Schmidt Misleads Senators on Google Product Search
During last week’s Senate Antitrust Subcommittee hearing, Google took its misleading actions to a new level, providing blatantly inaccurate testimony on the core issue of whether Google preferences its own products in its search results.
Senator Mike Lee (R-UT) voiced his concern that the Internet giant has “cooked” search results to favor its own services.
In an effort to avoid admitting that Google does, in fact, preference its own price comparison product over competing price comparison sites, Mr. Schmidt surprisingly asserted (under oath) that these Google Product Search links take the user directly to a vendor and that they should not be compared to price comparison sites like Nextag, Pricegrabber, and Shopper:
“There’s a difference between sites that do product comparison and sites that offer products themselves. . .
[Google Product Search] is an organic search result which is triggered by a product search database which we have gathered by searching and ranking offerings from many different vendors. If you click within that, you go to the vendor that will sell you the product.”
So, while implicitly admitting that Google did in fact give preferential placement to these links, Schmidt claimed that the links do not direct users to a price comparison site. Is Schmidt right?
To test the truth of Schmidt’s sworn statement, we entered a search on Google for a digital camera. And just as Senator Lee noted, Google Product Search displayed an uncanny ability to come up third in the search results.

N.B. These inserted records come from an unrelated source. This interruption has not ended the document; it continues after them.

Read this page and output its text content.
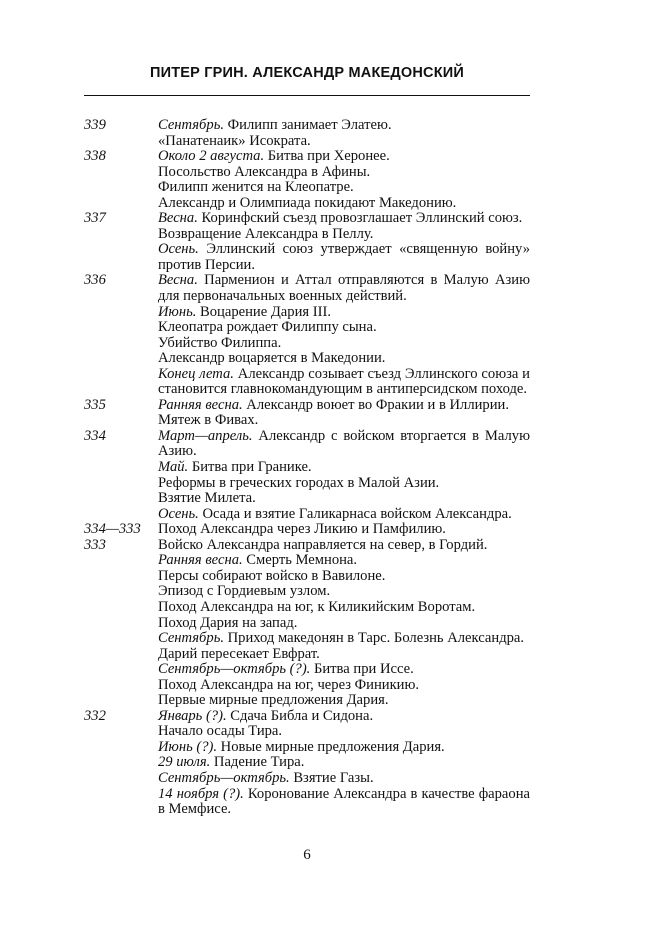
ПИТЕР ГРИН. АЛЕКСАНДР МАКЕДОНСКИЙ
339	Сентябрь. Филипп занимает Элатею.
«Панатенаик» Исократа.
338	Около 2 августа. Битва при Херонее.
Посольство Александра в Афины.
Филипп женится на Клеопатре.
Александр и Олимпиада покидают Македонию.
337	Весна. Коринфский съезд провозглашает Эллинский союз.
Возвращение Александра в Пеллу.
Осень. Эллинский союз утверждает «священную войну» против Персии.
336	Весна. Парменион и Аттал отправляются в Малую Азию для первоначальных военных действий.
Июнь. Воцарение Дария III.
Клеопатра рождает Филиппу сына.
Убийство Филиппа.
Александр воцаряется в Македонии.
Конец лета. Александр созывает съезд Эллинского союза и становится главнокомандующим в антиперсидском походе.
335	Ранняя весна. Александр воюет во Фракии и в Иллирии.
Мятеж в Фивах.
334	Март—апрель. Александр с войском вторгается в Малую Азию.
Май. Битва при Гранике.
Реформы в греческих городах в Малой Азии.
Взятие Милета.
Осень. Осада и взятие Галикарнаса войском Александра.
334—333	Поход Александра через Ликию и Памфилию.
333	Войско Александра направляется на север, в Гордий.
Ранняя весна. Смерть Мемнона.
Персы собирают войско в Вавилоне.
Эпизод с Гордиевым узлом.
Поход Александра на юг, к Киликийским Воротам.
Поход Дария на запад.
Сентябрь. Приход македонян в Тарс. Болезнь Александра.
Дарий пересекает Евфрат.
Сентябрь—октябрь (?). Битва при Иссе.
Поход Александра на юг, через Финикию.
Первые мирные предложения Дария.
332	Январь (?). Сдача Библа и Сидона.
Начало осады Тира.
Июнь (?). Новые мирные предложения Дария.
29 июля. Падение Тира.
Сентябрь—октябрь. Взятие Газы.
14 ноября (?). Коронование Александра в качестве фараона в Мемфисе.
6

More importantly, if you click on one of the Google Product Search links within that result, you don’t go straight to the vendor, as Schmidt claimed. Instead, Google takes you to another Google page — the Google Product Search price comparison page (it’s worth noting that Google’s Product Search page also scrapes content from other price comparison sites).
In short, Schmidt misled the Senators about how Google Product Search works.
We’ll leave it up to Schmidt to explain the reasons for this deception. But one thing is clear: Google deceives consumers by hard-coding its own products in the top few search results.
Meanwhile, competing sites are pushed to the bottom of the search results page, making it more difficult for users to choose among competing sites based on the merits.